User:Brion VIBBER/2015 scratchpad

Sentence claimsEdit

Migrate from "foo bar <ref>baz</ref>" to wrapping the entire sentence in the reference claim?

Migrate claims from ad-hoc references to Wikidata claims?

Data-based text document modelEdit

instead of storing a giant text blob:

  '''Such-and-such''' is a [[thing]]<ref>foo</ref>.
  It is located in [[Anytown, USA]]<ref>bar</ref>.
  It is frequented by [[Famous Celebrity]]<ref>baz</ref>.
  It is 4 stories tall.<ref>quux</ref>

store a hierarchy:

  • [doc]
    • [para]
      • [sentence]
        • [text]: '''Such-and-such''' is a [[thing]].
        • [claim]: Q12345 P678
      • [sentence]
        • [text]: It is located in [[Anytown, USA]]
        • [claim]: Q12345 P789
      • [sentence]
        • [text]: It is frequented by [[Famous Celebrity]].
        • [claim]: Q12345 P890
      • [sentence]
        • [text]: It is 4 stories tall.
        • [claim]: Q12345 P901

Notes:

  • we could give persistent ids to individual sentences/claims and version them separately.
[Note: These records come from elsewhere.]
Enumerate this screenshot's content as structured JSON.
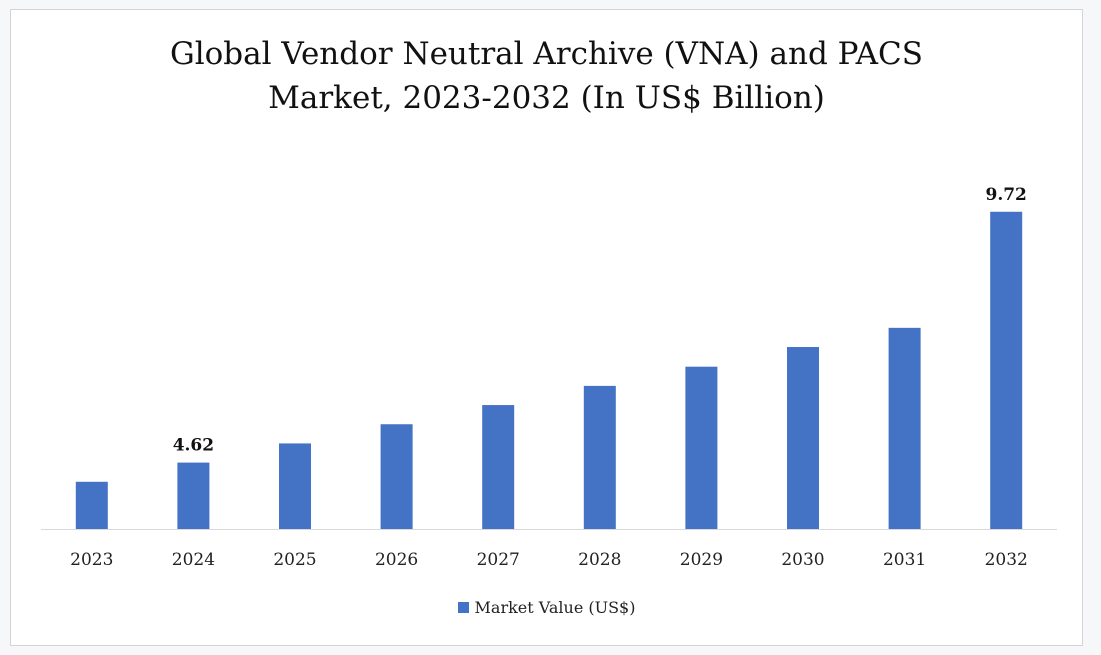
{
  "chart_data": {
    "type": "bar",
    "title": "Global Vendor Neutral Archive (VNA) and PACS\nMarket, 2023-2032 (In US$ Billion)",
    "categories": [
      "2023",
      "2024",
      "2025",
      "2026",
      "2027",
      "2028",
      "2029",
      "2030",
      "2031",
      "2032"
    ],
    "series": [
      {
        "name": "Market Value (US$)",
        "values": [
          4.23,
          4.62,
          5.01,
          5.4,
          5.79,
          6.18,
          6.57,
          6.97,
          7.36,
          9.72
        ],
        "color": "#4472c4"
      }
    ],
    "data_labels": [
      {
        "category": "2024",
        "label": "4.62"
      },
      {
        "category": "2032",
        "label": "9.72"
      }
    ],
    "xlabel": "",
    "ylabel": "",
    "ylim": [
      3.27,
      10.0
    ],
    "grid": false,
    "legend_position": "bottom"
  }
}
Versioning history and authorship could be retained when moving sentences/claims around the article.
  • by mapping the entire sentence to a statement claim in Wikidata, we scope the reference and allow the reference data itself to sit elsewhere.
  • potentially we can attach mappings from claims to links or data as well?
  • aid translation duties by more closely tying together the claims that are identical (++ translation memory!)

Issues to consider:

  • aggregating thousands of individual sentences could be slow. consider performance.
  • how to re-connect history of sentences/claims that lose their claims from bad cut-n-paste?
  • how to make VE keep the data most of the time
  • if we connect sentence contents to the claim, how to maintain that and make it usable?
  • tools to take wikidata info and produce stub pages?